Bebeklerin ve çocukların enjeksiyon uygulamasıyla işbirliği yapmalarına yardımcı olmak için Amerika Birleşik Devletleri'ndeki Bağışıklama Uygulamaları Danışma Komitesi, dikkat dağıtıcı şeyler kullanmayı, tatlı bir şeyler vermeyi ve bebeği yan yana sallamayı önerir. Fazla kilolu kişilerde, enjeksiyonun deri altı tabakasının altına yapılmasını sağlamak için 1,5 inçlik bir iğne kullanılabilirken, 60 kilogramın (130 lb) altındaki kişiler için 58 inçlik bir iğne kullanılabilir . Her durumda, uygun uzunlukta iğne kullanıldığında, enjeksiyondan önce derinin sıkıştırılmasına gerek yoktur.

Tarih

Kas dokusuna enjeksiyonlar MS 500 yılı kadar erken bir tarihte gerçekleşmiş olabilir. 1800'lerin sonundan itibaren işlem daha detaylı anlatılmaya ve teknikler hekimler tarafından geliştirilmeye başlandı. Kas içi enjeksiyonların ilk günlerinde, prosedür neredeyse sadece doktorlar tarafından gerçekleştirildi. 20. yüzyılın ortalarında antibiyotiklerin kullanılmaya başlamasından sonra , hemşireler doktorlardan kendilerine verilen görevlerin bir parçası olarak kas içi enjeksiyonlar için ekipman hazırlamaya başladılar ve 1961'de "esas olarak prosedürü devraldılar". Bu yetkilendirme neredeyse evrensel hale gelene kadar, kas içi enjeksiyonların uygun şekilde uygulanması konusunda hemşireler için tek tip prosedürler veya eğitim yoktu ve yanlış enjeksiyondan kaynaklanan komplikasyonlar yaygındı.
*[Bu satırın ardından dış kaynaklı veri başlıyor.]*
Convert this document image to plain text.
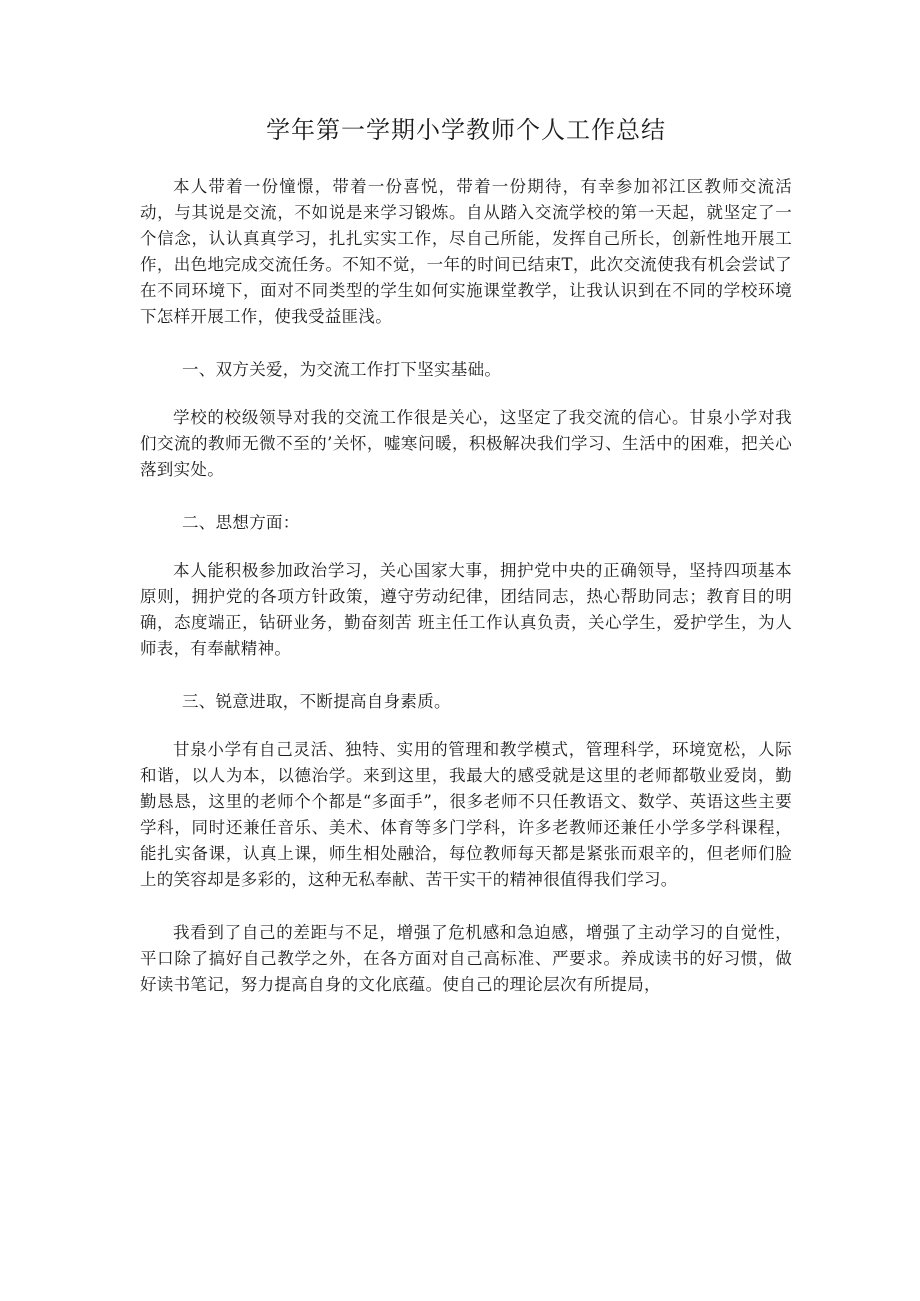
学年第一学期小学教师个人工作总结

本人带着一份憧憬，带着一份喜悦，带着一份期待，有幸参加祁江区教师交流活动，与其说是交流，不如说是来学习锻炼。自从踏入交流学校的第一天起，就坚定了一个信念，认认真真学习，扎扎实实工作，尽自己所能，发挥自己所长，创新性地开展工作，出色地完成交流任务。不知不觉，一年的时间已结束T，此次交流使我有机会尝试了在不同环境下，面对不同类型的学生如何实施课堂教学，让我认识到在不同的学校环境下怎样开展工作，使我受益匪浅。

一、双方关爱，为交流工作打下坚实基础。

学校的校级领导对我的交流工作很是关心，这坚定了我交流的信心。甘泉小学对我们交流的教师无微不至的’关怀，嘘寒问暖，积极解决我们学习、生活中的困难，把关心落到实处。

二、思想方面：

本人能积极参加政治学习，关心国家大事，拥护党中央的正确领导，坚持四项基本原则，拥护党的各项方针政策，遵守劳动纪律，团结同志，热心帮助同志；教育目的明确，态度端正，钻研业务，勤奋刻苦 班主任工作认真负责，关心学生，爱护学生，为人师表，有奉献精神。

三、锐意进取，不断提高自身素质。

甘泉小学有自己灵活、独特、实用的管理和教学模式，管理科学，环境宽松，人际和谐，以人为本，以德治学。来到这里，我最大的感受就是这里的老师都敬业爱岗，勤勤恳恳，这里的老师个个都是“多面手”，很多老师不只任教语文、数学、英语这些主要学科，同时还兼任音乐、美术、体育等多门学科，许多老教师还兼任小学多学科课程，能扎实备课，认真上课，师生相处融洽，每位教师每天都是紧张而艰辛的，但老师们脸上的笑容却是多彩的，这种无私奉献、苦干实干的精神很值得我们学习。

我看到了自己的差距与不足，增强了危机感和急迫感，增强了主动学习的自觉性，平口除了搞好自己教学之外，在各方面对自己高标准、严要求。养成读书的好习惯，做好读书笔记，努力提高自身的文化底蕴。使自己的理论层次有所提局，
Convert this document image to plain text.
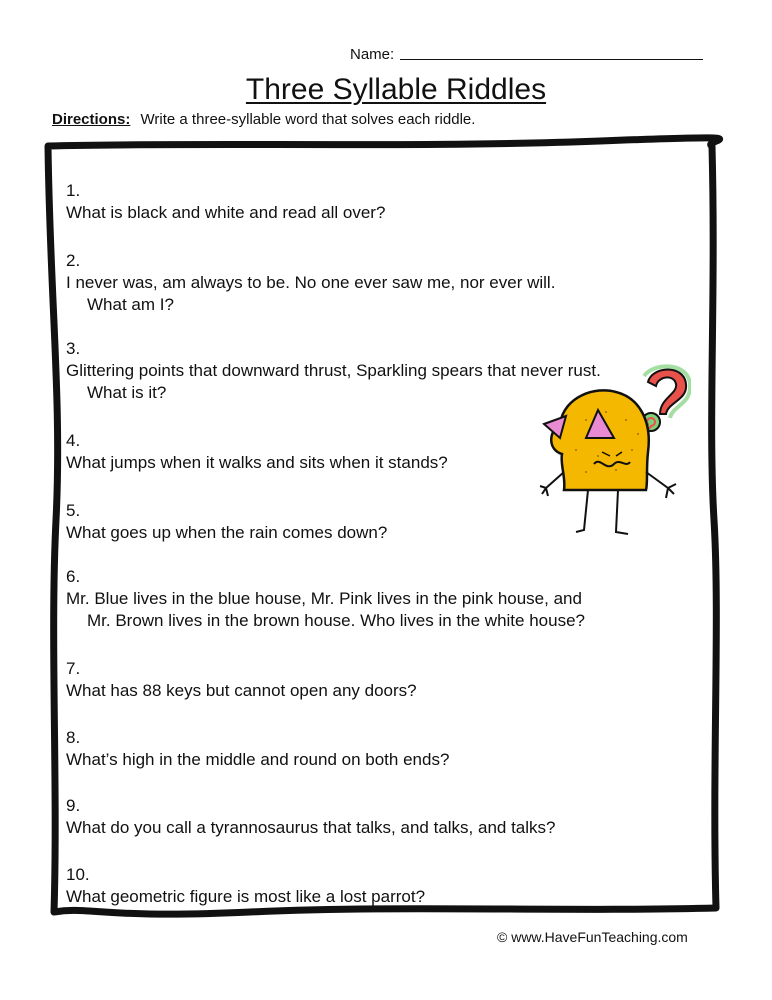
Name:
Three Syllable Riddles
Directions: Write a three-syllable word that solves each riddle.

1.
What is black and white and read all over?

2.
I never was, am always to be. No one ever saw me, nor ever will.

What am I?

3.
Glittering points that downward thrust, Sparkling spears that never rust.

What is it?

4.
What jumps when it walks and sits when it stands?

5.
What goes up when the rain comes down?

6.
Mr. Blue lives in the blue house, Mr. Pink lives in the pink house, and

Mr. Brown lives in the brown house. Who lives in the white house?

7.
What has 88 keys but cannot open any doors?

8.
What’s high in the middle and round on both ends?

9.
What do you call a tyrannosaurus that talks, and talks, and talks?

10.
What geometric figure is most like a lost parrot?

© www.HaveFunTeaching.com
1923'te difteri , 1926'da boğmaca ve 1927'de tetanoz aşılarının uygulanmasında kas içi enjeksiyonlar kullanılmaya başlandı. 1970'lere gelindiğinde, araştırmacılar ve eğitmenler, enjeksiyon komplikasyonları ve yan etki riskini azaltmak için enjeksiyon bölgesi ve tekniği konusunda kılavuz oluşturmaya başladılar. ağrı gibi. Ayrıca 1970'lerin başında, botulinum toksini kaslara, kasları terapötik nedenlerle ve daha sonra kozmetik nedenlerle kasten felç etmek için enjekte edilmeye başlandı. 2000'li yıllara kadar, enjeksiyonun yanlışlıkla damara değil de kas içine uygulandığından emin olmak için iğne takıldıktan sonra aspirasyon bir güvenlik önlemi olarak önerildi. Bununla birlikte, kanıtlar hiçbir güvenlik yararı göstermediği ve enjeksiyonu uzattığı ve daha fazla ağrıya neden olduğu için bu artık önerilmemektedir.